With plug-ins you can get loud sound, but it will be ugly, squashed, sharp and distorted as hell. With analog masteringsound can be really loud, but pleasant to ears!
This happens because home computer mastering works only with digital numbers and gain reduction/compression is done only with virtual digits. This cause digital unpleasant distortion if high volume is used. During real mastering we are working with true analog signal and various methods of natural sounding gain reduction as: transparent analog compression, vacuum tube saturation, tape saturation of trebles and bass, analog limiting, clipping of hi-end AD converters (much better sounding than digital limiters, technique used on all today's commercial albums), precise transparent digital limiting with 16x oversampling. By combination of various analog and digital gain reduction you can get loud/modern sound but without distortion, squashed sound, ultra sharp and harsh middles, harsh trebles and transients but with pleasant and dynamic fat sound.
Digital mastering produce sharp distorted transients if competitive (high) volume is used, but analog is much more natural and smooth.
Home computer mastering will be probably cold and boring, with analog simulation plug-ins used on master it will be distorted and maybe terribly harsh if high RMS volume level is used. Analog vs. Digital in mastering is like driving car in computer game vs. driving real sport car.
Digital mastered bass is usually squared not round and fat like analog. It is almost impossible to make same warm and fat bass in digital domain like during real analog mastering.
Small distortion, unpleasant frequencies and harshness in sound is multiplied many times when music is reproduced at big PA system in club, festival or hi-end audiophile hifi ! So if computer mastering doesn't sound good on small speakers/monitors on big PA it will be disaster.
Simulation of vacuum tubes and other analog devices in computer usually creates distortion and aliasing instead of warm sound and real color.
This happens because of digital distortion and fact that analog devices are creating higher harmonics, that means that fundamental frequency is multiplied. In digital domain (simulation of vacuum tube anlog gear) if 16 kHz frequency has higher harmonics, they are = 32kHz (2nd harmonics), 48khz (3rd harmonics) etc. but CD audio is limited up to 44,1 kHz sampling rate, so what happens if these higher harmonics are generated in digital world? Signal above 44,1 is usually returned back as ugly crisp digital artefacts / aliasing! This do not happen in analog world.

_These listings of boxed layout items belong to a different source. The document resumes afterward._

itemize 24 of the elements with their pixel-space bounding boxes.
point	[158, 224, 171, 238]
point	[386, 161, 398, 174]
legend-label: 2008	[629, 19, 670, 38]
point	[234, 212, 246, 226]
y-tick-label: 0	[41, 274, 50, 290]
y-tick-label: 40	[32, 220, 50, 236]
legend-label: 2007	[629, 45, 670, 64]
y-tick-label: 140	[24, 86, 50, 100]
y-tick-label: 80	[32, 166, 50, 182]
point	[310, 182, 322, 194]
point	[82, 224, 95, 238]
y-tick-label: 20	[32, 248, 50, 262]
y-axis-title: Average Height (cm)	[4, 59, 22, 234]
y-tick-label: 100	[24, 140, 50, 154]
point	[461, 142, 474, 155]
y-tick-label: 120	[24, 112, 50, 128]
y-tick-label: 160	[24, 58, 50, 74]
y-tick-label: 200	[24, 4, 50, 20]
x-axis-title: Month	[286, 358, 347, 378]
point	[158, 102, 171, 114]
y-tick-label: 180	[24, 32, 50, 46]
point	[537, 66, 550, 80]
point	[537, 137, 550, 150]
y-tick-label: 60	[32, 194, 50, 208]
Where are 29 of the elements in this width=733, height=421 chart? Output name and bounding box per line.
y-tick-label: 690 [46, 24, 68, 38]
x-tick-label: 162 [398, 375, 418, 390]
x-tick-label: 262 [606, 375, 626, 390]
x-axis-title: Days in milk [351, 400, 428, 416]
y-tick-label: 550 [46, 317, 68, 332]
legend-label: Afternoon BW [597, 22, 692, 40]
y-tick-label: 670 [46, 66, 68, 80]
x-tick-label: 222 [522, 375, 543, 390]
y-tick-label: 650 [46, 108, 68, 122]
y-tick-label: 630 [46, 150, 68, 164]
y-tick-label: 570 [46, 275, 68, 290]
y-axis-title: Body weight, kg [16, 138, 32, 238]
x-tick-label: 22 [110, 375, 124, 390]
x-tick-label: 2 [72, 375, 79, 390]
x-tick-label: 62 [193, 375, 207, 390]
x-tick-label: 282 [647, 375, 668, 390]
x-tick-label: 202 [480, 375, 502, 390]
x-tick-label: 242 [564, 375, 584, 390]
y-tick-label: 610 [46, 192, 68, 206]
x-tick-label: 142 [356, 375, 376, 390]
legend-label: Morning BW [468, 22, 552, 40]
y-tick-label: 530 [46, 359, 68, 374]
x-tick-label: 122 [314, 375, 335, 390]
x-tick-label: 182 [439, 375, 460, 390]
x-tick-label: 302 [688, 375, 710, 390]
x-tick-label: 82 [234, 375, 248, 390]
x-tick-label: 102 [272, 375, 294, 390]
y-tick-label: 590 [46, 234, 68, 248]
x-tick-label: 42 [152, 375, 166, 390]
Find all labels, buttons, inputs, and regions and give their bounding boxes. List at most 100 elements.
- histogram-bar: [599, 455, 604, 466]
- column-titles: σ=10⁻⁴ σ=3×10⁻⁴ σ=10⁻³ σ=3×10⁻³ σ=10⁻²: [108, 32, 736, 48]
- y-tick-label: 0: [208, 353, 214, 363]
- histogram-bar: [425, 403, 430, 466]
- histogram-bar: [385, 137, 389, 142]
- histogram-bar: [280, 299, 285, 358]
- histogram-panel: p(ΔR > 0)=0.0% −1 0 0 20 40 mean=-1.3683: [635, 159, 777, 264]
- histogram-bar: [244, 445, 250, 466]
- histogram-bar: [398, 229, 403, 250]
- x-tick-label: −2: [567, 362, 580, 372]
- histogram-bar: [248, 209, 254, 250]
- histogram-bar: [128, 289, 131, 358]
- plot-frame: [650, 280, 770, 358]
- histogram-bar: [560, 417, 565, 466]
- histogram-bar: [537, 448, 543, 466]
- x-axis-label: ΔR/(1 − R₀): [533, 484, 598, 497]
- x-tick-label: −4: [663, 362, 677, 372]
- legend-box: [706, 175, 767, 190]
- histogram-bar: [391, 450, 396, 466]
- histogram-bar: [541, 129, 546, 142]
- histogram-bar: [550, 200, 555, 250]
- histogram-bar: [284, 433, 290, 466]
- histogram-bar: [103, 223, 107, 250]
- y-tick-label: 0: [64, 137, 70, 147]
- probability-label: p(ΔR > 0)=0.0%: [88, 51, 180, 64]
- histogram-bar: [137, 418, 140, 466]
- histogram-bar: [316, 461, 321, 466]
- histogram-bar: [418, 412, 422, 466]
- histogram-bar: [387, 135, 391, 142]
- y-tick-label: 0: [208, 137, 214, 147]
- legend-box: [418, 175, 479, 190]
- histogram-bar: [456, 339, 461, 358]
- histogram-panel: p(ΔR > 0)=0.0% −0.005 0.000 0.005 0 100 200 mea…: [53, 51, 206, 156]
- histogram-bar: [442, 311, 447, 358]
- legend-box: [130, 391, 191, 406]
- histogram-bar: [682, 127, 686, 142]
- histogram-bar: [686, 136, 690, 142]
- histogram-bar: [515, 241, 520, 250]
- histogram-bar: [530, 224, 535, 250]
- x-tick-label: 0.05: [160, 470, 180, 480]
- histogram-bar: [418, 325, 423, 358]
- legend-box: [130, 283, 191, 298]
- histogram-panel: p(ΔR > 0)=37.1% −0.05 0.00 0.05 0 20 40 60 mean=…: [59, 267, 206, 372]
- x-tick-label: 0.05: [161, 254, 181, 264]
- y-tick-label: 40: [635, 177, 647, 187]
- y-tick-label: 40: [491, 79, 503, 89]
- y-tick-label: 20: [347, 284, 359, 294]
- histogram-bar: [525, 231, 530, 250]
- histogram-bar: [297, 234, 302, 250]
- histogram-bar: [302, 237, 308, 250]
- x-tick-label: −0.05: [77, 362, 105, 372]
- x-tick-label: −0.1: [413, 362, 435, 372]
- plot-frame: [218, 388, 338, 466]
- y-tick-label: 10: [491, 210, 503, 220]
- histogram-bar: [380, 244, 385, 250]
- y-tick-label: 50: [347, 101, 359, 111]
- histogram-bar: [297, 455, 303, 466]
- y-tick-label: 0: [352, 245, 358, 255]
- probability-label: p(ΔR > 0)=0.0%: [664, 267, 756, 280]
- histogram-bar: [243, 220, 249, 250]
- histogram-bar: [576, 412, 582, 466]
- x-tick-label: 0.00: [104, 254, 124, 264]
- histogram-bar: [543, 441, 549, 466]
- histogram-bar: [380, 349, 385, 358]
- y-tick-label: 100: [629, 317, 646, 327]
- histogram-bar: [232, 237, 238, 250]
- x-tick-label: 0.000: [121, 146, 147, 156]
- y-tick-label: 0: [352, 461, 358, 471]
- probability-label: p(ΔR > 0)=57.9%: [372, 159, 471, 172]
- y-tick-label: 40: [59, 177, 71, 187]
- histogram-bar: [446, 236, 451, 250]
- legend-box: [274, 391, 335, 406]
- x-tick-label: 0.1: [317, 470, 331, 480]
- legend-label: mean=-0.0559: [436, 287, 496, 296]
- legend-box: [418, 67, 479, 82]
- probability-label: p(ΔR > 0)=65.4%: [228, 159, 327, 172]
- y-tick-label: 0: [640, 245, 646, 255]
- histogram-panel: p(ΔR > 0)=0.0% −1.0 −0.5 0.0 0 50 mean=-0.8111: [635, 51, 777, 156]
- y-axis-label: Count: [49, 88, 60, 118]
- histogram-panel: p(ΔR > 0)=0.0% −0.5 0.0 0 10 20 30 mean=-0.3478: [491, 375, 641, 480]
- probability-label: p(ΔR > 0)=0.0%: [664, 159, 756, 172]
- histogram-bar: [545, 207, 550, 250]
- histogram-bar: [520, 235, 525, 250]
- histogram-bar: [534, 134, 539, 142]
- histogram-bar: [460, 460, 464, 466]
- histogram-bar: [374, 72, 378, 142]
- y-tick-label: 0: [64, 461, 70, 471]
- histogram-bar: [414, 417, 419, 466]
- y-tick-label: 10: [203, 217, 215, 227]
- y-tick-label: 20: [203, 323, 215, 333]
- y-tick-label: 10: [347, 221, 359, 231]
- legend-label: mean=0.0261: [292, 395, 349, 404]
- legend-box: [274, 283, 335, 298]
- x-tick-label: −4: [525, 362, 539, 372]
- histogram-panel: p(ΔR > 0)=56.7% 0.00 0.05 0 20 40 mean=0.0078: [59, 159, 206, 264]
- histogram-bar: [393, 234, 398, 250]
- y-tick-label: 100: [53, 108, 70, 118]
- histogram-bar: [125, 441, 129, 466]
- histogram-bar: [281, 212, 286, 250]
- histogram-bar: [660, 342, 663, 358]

Your small studio monitors/speakers are good for mixing, checking frequencies and frequency conflicts, but has flat cold sound not suitable for mastering. Also you cannot hear deepest sub bass frequencies with standard monitors. This is fact. All mastering studios are using detailed, transparent hi-end audiophile speakers that can reproduce colour and real character of sound. Next fact is: you probably don't have 4 pairs of speakers and headphones in studio. If music sounds good with monitors it may not with various hifi speakers. Main goal of mastering is to make music sounding good everywhere. We have various hi-end to low-end speakers for checking.
If you don't have mathematically calculated and measured acoustics of your studio you can expect more than +/- 6db frequency distortion / unreal hearing of sound. If you bought some diffusers and foam it can help but not for mastering because foam can absorb many frequencies more than desired.
PLEASE NOTE: There is big difference between use of plug-ins on individual channels/mixing and using plug-ins on stereo master bus (mastering) which works with complex signal (many channels mixed into 2 stereo tracks left and right) so while VST compressor/equalizer may sound fine on individual channel like guitar, synthesizer etc. it can sounds really harsh and unpleasant on stereo master bus where plug-in must works with very detailed complex information (often more than 20 channels mixed together). For this reasons all professional producers who are mixing ITB are using external analog mastering studios.